Mosaico de Pensamentos e Textos

terça-feira, janeiro 04, 2005

A gente se acostuma

Eu sei que a gente se acostuma. Mas não devia.

A gente se acostuma a morar em apartamento de fundos e a não ter outra vista que não seja as janelas ao redor. E por não ter vista, logo se acostuma a não olhar para fora.

E porque não olha para fora logo se acostuma a não abrir de todo as cortinas. E porque não abre as cortinas logo se acostuma a acender mais cedo a luz e à medida que se acostuma, esquece o sol, esquece o ar, esquece a amplidão.

A gente se acostuma a acordar de manhã sobressaltado porque está na hora. A tomar café correndo porque está atrasado. A ler o jornal no ônibus porque não pode perder tempo da viagem. A cochilar no ônibus por estar cansado. A deitar cedo e dormir pesado sem ter vivido o dia.

A gente se acostuma a abrir o jornal e a ler sobre violência.

A gente se acostuma a esperar o dia inteiro e ouvir ao telefone: "Hoje não posso ir". A sorrir para as pessoas sem receber um sorriso de volta. A ser ignorado quando precisava ser visto.
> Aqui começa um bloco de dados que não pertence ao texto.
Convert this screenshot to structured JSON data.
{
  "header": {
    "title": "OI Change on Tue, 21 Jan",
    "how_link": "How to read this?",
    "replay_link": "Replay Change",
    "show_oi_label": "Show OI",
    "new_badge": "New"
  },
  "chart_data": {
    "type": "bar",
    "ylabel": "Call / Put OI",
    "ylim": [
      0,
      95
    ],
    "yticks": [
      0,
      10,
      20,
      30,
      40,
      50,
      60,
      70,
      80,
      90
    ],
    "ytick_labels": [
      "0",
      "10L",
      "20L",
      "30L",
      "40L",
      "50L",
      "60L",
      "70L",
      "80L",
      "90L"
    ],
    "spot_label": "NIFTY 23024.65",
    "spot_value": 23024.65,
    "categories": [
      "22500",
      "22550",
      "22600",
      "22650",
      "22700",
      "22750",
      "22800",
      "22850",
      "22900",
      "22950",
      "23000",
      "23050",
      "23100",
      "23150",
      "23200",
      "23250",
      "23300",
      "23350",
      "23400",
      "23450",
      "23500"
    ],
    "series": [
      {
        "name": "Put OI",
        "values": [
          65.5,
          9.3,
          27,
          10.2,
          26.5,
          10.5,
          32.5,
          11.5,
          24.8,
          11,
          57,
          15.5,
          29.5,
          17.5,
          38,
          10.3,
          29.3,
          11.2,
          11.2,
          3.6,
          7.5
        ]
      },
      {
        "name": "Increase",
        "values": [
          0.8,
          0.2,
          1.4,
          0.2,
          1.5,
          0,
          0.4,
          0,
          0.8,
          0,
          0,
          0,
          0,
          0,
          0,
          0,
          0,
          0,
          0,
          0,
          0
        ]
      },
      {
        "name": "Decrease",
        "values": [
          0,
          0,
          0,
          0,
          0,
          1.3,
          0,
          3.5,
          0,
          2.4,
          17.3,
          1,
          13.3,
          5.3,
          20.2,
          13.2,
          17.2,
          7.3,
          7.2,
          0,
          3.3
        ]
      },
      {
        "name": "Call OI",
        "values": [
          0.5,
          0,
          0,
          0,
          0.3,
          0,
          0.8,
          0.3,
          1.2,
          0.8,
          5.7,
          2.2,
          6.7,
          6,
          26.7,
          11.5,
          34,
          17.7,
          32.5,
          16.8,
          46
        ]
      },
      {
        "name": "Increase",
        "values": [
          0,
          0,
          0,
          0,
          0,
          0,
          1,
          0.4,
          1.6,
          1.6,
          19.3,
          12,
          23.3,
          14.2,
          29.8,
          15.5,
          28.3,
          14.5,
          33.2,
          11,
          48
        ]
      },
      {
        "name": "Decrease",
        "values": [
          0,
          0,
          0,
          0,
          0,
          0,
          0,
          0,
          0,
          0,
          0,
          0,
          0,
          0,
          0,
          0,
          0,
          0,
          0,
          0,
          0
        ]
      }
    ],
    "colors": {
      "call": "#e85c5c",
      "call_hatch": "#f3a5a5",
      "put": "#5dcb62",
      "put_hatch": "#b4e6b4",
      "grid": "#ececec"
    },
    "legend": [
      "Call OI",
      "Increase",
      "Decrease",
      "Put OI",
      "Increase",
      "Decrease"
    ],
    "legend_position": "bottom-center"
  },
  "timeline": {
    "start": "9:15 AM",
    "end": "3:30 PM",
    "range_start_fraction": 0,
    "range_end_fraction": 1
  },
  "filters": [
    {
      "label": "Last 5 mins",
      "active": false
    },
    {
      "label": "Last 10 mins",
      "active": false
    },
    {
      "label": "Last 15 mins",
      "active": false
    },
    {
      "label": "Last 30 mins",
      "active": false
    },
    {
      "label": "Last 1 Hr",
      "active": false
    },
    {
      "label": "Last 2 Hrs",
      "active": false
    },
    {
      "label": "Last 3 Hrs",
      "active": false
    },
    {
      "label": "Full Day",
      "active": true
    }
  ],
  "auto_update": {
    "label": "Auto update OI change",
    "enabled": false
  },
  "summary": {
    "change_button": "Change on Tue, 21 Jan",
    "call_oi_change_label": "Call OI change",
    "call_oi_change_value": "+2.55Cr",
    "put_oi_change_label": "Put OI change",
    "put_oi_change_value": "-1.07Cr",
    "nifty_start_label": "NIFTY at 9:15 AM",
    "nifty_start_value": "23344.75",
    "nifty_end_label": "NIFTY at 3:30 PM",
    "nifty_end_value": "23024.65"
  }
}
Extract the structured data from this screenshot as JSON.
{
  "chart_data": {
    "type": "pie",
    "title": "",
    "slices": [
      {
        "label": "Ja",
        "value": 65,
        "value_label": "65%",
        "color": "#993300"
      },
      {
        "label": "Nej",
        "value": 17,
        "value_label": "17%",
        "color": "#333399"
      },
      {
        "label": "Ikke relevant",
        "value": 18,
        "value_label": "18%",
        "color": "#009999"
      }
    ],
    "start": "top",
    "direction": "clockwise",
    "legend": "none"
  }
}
A gente se acostuma a pagar por tudo o que deseja e o que precisa. E a fazer fila para pagar. E a pagar mais do que as coisas valem. E a saber que cada vez pagará mais. E a procurar mais trabalho para ganhar mais dinheiro para ter com que pagar nas filas em que se cobra.

A gente se acostuma a andar na rua e ver cartazes. Abrir as revistas e ver anúncios. Ligar a televisão e assistir comerciais. Ir ao cinema e engolir publicidade. A ser instigado, conduzido, desnorteado, lançado na rua na infindável caçada aos produtos.

A gente se acostuma à poluição. Às salas fechadas de ar condicionado e cheiro de cigarro, à luz artificial de ligeiro tremor. Ao choque que os olhos levam à luz natural, às bactérias da água potável, à contínua poluição da água no mar. A lenta morte dos rios. Se acostuma a não ouvir passarinhos, a não colher frutas no pé, a não ter sequer uma planta.

A gente se acostuma a coisas demais. Em doses pequenas tentando não perceber, vai afastando uma dor aqui, um ressentimento ali, uma revolta acolá. Se o cinema está cheio, a gente senta na primeira fila e torce um pouco o pescoço. Se a praia está contaminada a gente molha só os pés e sua o resto do corpo. Se o trabalho está duro, a gente se consola pensando no fim de semana. E se no fim de semana não há muito o que fazer, a gente vai dormir cedo e ainda fica satisfeito porque tem sempre sono atrasado.

A gente se acostuma para preservar a pele. Se acostuma para poupar a vida. Que aos poucos se gasta de tanto se acostumar, se perde de si mesma.